The trial is enrolling patients with solid cancers refractory to standard-of-care therapies. They are treated with one of three doses of CALAA-01 on days 1, 3, 8, and 10 of a 21-day cycle by 30-minute intravenous infusion.

According to clinicaltrials.gov, the National Institutes of Health's clearinghouse for clinical study information, the study is being conducted at the UCLA Jonsson Comprehensive Cancer Center and South Texas Accelerated Research Therapeutics, and is expected to enroll 36 patients.

“We are diligently working to complete our phase I trial, which we believe is a clear value point,” Anzalone said. “While the RNAi landscape may have shifted, the … power of this new class of therapeutics and the great limiting factor of its adoption — effective systemic delivery — have not. Therefore, we remain extraordinarily bullish on Calando's potential value.”

Fiscal First Quarter

For the three-month period ended Dec. 31, 2010, Arrowhead's net loss declined to $1.4 million, or $0.02 per share, from $1.5 million, or $0.03 per share, in the same period a year earlier.

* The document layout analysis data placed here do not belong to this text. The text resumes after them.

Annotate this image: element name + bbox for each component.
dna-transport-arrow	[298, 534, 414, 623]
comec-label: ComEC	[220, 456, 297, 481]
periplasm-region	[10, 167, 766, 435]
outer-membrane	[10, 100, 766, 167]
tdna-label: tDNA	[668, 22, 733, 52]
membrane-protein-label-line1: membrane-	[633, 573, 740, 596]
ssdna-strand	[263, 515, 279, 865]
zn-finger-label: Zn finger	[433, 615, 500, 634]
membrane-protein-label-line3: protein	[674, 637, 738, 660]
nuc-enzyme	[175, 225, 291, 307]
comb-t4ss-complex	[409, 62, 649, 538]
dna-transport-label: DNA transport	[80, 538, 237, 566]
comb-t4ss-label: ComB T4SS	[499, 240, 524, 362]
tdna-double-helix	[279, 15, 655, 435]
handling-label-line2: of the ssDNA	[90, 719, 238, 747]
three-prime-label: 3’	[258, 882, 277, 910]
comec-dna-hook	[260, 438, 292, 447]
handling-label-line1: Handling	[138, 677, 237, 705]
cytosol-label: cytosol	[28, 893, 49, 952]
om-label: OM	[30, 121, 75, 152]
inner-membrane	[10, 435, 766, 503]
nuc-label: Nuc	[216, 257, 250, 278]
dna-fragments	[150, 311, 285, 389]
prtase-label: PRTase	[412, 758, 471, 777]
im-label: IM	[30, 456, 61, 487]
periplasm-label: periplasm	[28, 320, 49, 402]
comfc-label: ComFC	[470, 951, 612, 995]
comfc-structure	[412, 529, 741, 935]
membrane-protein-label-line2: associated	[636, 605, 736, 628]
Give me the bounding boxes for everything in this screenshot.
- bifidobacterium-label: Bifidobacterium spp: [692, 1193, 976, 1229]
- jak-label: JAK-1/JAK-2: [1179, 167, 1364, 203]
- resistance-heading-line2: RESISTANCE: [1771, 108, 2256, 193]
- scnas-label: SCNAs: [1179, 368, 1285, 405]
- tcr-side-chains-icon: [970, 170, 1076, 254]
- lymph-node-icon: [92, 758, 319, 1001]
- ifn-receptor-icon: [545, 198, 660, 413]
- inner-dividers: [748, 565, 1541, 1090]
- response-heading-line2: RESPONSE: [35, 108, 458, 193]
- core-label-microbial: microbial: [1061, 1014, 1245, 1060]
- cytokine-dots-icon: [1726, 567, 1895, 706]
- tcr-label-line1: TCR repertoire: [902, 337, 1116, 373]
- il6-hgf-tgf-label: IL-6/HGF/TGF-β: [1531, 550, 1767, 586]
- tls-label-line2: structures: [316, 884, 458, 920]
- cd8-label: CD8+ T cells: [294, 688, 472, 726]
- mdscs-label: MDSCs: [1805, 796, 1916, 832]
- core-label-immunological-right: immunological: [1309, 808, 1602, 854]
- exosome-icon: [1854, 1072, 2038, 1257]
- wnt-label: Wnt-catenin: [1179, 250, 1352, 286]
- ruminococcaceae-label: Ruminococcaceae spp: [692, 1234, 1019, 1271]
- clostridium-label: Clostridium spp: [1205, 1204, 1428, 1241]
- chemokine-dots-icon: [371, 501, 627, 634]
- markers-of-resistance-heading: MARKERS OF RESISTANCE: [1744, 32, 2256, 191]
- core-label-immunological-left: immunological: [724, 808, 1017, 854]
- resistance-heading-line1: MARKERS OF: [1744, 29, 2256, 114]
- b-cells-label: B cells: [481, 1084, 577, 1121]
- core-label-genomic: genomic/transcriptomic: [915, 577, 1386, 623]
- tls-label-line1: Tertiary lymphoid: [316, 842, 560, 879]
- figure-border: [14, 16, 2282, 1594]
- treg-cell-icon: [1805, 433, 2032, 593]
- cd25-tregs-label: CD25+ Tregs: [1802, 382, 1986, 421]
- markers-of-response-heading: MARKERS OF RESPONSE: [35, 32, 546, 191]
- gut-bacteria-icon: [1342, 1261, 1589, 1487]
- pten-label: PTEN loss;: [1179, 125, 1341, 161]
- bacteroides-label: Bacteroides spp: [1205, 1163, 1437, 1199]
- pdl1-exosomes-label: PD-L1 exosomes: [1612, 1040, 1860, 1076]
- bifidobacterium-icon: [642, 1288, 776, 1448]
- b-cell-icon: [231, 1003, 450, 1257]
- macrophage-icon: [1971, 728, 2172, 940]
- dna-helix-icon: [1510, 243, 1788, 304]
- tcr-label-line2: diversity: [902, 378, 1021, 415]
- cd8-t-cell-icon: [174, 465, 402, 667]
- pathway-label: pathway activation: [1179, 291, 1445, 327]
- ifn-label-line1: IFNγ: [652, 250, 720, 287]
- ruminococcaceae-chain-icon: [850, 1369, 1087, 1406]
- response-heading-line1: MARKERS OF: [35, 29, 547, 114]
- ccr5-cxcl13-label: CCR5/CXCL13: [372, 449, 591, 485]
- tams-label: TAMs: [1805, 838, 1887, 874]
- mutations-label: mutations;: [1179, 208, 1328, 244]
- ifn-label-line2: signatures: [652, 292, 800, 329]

Operating expenses in the fiscal first quarter jumped to $6 million from $2.3 million compared with the year prior, primarily due to license fee expenses. Research and development spending surged to $3.5 million from $277,788.

Revenues in the quarter rose to $5 million from $148,000 last year and included $4.5 million from three deals signed by Samsung Electronics and Arrowhead's one-time subsidiary Unidym, a carbon nanotube maker that was recently acquired by a Korean firm called Wisepower for up to $145 million in upfront and milestone payments.

At the end of 2010, Arrowhead had approximately $5.5 million in cash. Anzalone said during the conference call that the firm currently has “sufficient resources to fund our operations for well over a year.”